Avícola Las Margaritas upheld the competence of Guatemalan courts based on Articles 33 and 34 of the Judiciary Act and the forum-selection clause in the articles of incorporation. It argued the complaint met the requirements of Articles 50, 61, 106, and 109 of the Code of Civil and Commercial Procedure. On the time-period issue, it contended that Lisa's credit right arose the moment each assembly decreed the distribution of profits, that dividends were available from the day following each assembly, and that the five-year prescription period runs from that date. It asserted that even if the exclusion of Lisa as a shareholder had interrupted prescription, it occurred more than five years before the complaint was filed, and that Lisa did not file a judicial claim or precautionary measure specifically seeking collection of dividends that could interrupt the running of prescription.
On incompetence. The court grounded its jurisdiction in Article 34 of the Judiciary Act, which establishes the competence of Guatemalan courts to summon foreign persons when the action relates to acts or legal transactions carried out in Guatemala. The court found that the articles of incorporation of Importadora de Alimentos de Guatemala, S.A. (Public Deed 168, authorized on November 13, 1996, by Notary Héctor René López Sandoval) provide in Clause Twenty-Fifth that all shareholders submit to the forum of the corporate domicile, and in Clause Third that the company is of Guatemalan nationality domiciled in Guatemala. As Lisa is a shareholder of that company, the court concluded it has jurisdiction.

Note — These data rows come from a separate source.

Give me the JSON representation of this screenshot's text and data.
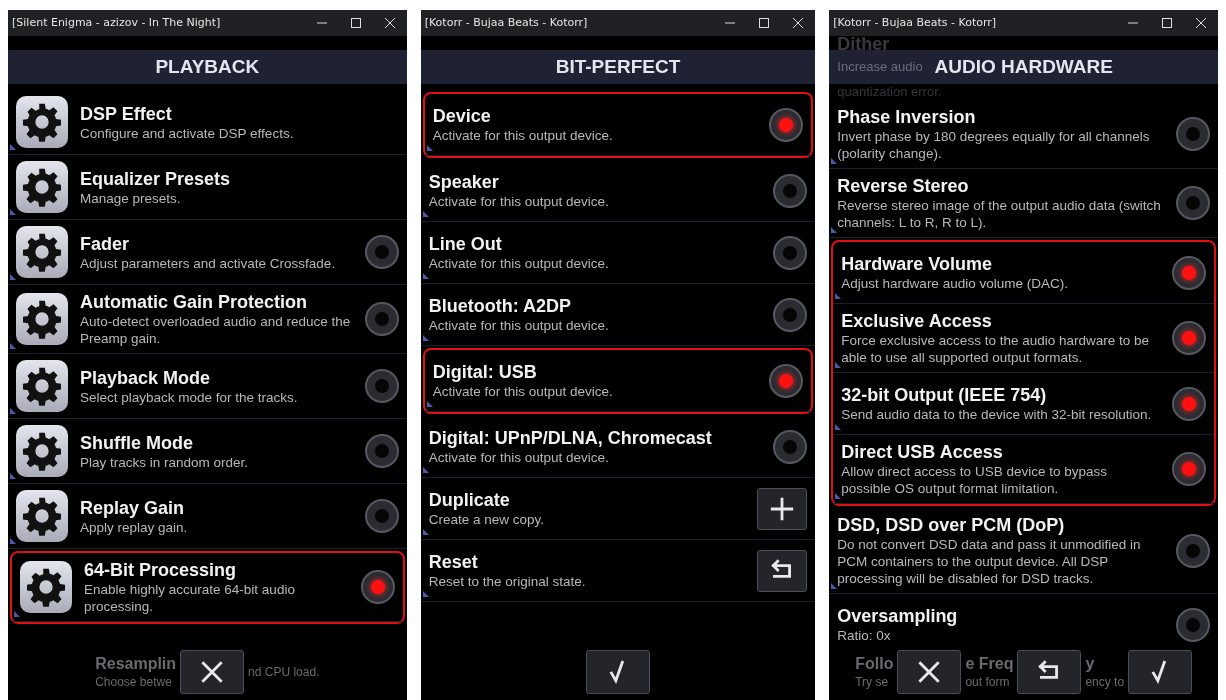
{
  "windows": [
    {
      "title": "[Silent Enigma - azizov - In The Night]",
      "header": "PLAYBACK",
      "gear_icons": true,
      "rows": [
        {
          "kind": "link",
          "title": "DSP Effect",
          "description": "Configure and activate DSP effects.",
          "highlighted": false
        },
        {
          "kind": "link",
          "title": "Equalizer Presets",
          "description": "Manage presets.",
          "highlighted": false
        },
        {
          "kind": "toggle",
          "title": "Fader",
          "description": "Adjust parameters and activate Crossfade.",
          "on": false,
          "highlighted": false
        },
        {
          "kind": "toggle",
          "title": "Automatic Gain Protection",
          "description": "Auto-detect overloaded audio and reduce the Preamp gain.",
          "on": false,
          "highlighted": false
        },
        {
          "kind": "toggle",
          "title": "Playback Mode",
          "description": "Select playback mode for the tracks.",
          "on": false,
          "highlighted": false
        },
        {
          "kind": "toggle",
          "title": "Shuffle Mode",
          "description": "Play tracks in random order.",
          "on": false,
          "highlighted": false
        },
        {
          "kind": "toggle",
          "title": "Replay Gain",
          "description": "Apply replay gain.",
          "on": false,
          "highlighted": false
        },
        {
          "kind": "toggle",
          "title": "64-Bit Processing",
          "description": "Enable highly accurate 64-bit audio processing.",
          "on": true,
          "highlighted": true
        }
      ],
      "footer": [
        {
          "kind": "faded",
          "title": "Resamplin",
          "description": "Choose betwe"
        },
        {
          "kind": "close"
        },
        {
          "kind": "faded",
          "description": "nd CPU load."
        }
      ]
    },
    {
      "title": "[Kotorr - Bujaa Beats - Kotorr]",
      "header": "BIT-PERFECT",
      "rows": [
        {
          "kind": "toggle",
          "title": "Device",
          "description": "Activate for this output device.",
          "on": true,
          "highlighted": true
        },
        {
          "kind": "toggle",
          "title": "Speaker",
          "description": "Activate for this output device.",
          "on": false,
          "highlighted": false
        },
        {
          "kind": "toggle",
          "title": "Line Out",
          "description": "Activate for this output device.",
          "on": false,
          "highlighted": false
        },
        {
          "kind": "toggle",
          "title": "Bluetooth: A2DP",
          "description": "Activate for this output device.",
          "on": false,
          "highlighted": false
        },
        {
          "kind": "toggle",
          "title": "Digital: USB",
          "description": "Activate for this output device.",
          "on": true,
          "highlighted": true
        },
        {
          "kind": "toggle",
          "title": "Digital: UPnP/DLNA, Chromecast",
          "description": "Activate for this output device.",
          "on": false,
          "highlighted": false
        },
        {
          "kind": "plus",
          "title": "Duplicate",
          "description": "Create a new copy.",
          "highlighted": false
        },
        {
          "kind": "reset",
          "title": "Reset",
          "description": "Reset to the original state.",
          "highlighted": false
        }
      ],
      "footer": [
        {
          "kind": "confirm"
        }
      ]
    },
    {
      "title": "[Kotorr - Bujaa Beats - Kotorr]",
      "header": "AUDIO HARDWARE",
      "behind_header": {
        "title": "Dither",
        "description_left": "Increase audio",
        "description_below": "quantization error."
      },
      "rows": [
        {
          "kind": "toggle",
          "title": "Phase Inversion",
          "description": "Invert phase by 180 degrees equally for all channels (polarity change).",
          "on": false,
          "highlighted": false
        },
        {
          "kind": "toggle",
          "title": "Reverse Stereo",
          "description": "Reverse stereo image of the output audio data (switch channels: L to R, R to L).",
          "on": false,
          "highlighted": false
        },
        {
          "kind": "toggle",
          "title": "Hardware Volume",
          "description": "Adjust hardware audio volume (DAC).",
          "on": true,
          "highlighted": true
        },
        {
          "kind": "toggle",
          "title": "Exclusive Access",
          "description": "Force exclusive access to the audio hardware to be able to use all supported output formats.",
          "on": true,
          "highlighted": true
        },
        {
          "kind": "toggle",
          "title": "32-bit Output (IEEE 754)",
          "description": "Send audio data to the device with 32-bit resolution.",
          "on": true,
          "highlighted": true
        },
        {
          "kind": "toggle",
          "title": "Direct USB Access",
          "description": "Allow direct access to USB device to bypass possible OS output format limitation.",
          "on": true,
          "highlighted": true
        },
        {
          "kind": "toggle",
          "title": "DSD, DSD over PCM (DoP)",
          "description": "Do not convert DSD data and pass it unmodified in PCM containers to the output device. All DSP processing will be disabled for DSD tracks.",
          "on": false,
          "highlighted": false
        },
        {
          "kind": "toggle",
          "title": "Oversampling",
          "description": "Ratio: 0x",
          "on": false,
          "highlighted": false
        }
      ],
      "footer": [
        {
          "kind": "faded",
          "title": "Follo",
          "description": "Try se"
        },
        {
          "kind": "close"
        },
        {
          "kind": "faded",
          "title": "e Freq",
          "description": "out form"
        },
        {
          "kind": "reset"
        },
        {
          "kind": "faded",
          "title": "y",
          "description": "ency to"
        },
        {
          "kind": "confirm"
        }
      ]
    }
  ]
}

On defective claim. The court determined that the complaint meets the formal requirements of Articles 61, 106, and 107 of the Code of Civil and Commercial Procedure, and that the preliminary exception for defective claim is designed to cure defects of form, not to challenge the substance of the claim. Lisa's arguments concerning the payment conditions established in the articles of incorporation belong in the answer to the complaint.
On lack of compliance with the time period. The court found that Lisa's arguments regarding its exclusion as a shareholder, the plaintiff's recognition of Lisa's rights, and the embargoes on dividends are matters proper for the answer to the complaint. The court determined that Lisa's submission did not demonstrate a lack of compliance with a time period or a condition that would bar consideration of the claim.
Strategic note. Lisa's arguments regarding the interruption of prescription by embargo orders and the plaintiff's own recognition of the dividend obligation were not analyzed on the merits. The court remitted them to the answer stage. This means that the allegation that Avícola Las Margaritas seeks to prescribe dividends that it (or entities of the same group) embargoed, as well as the contradiction between recognizing the obligation to liquidate Lisa's dividends upon exclusion and then seeking their prescription, remain as substantive defenses pending resolution.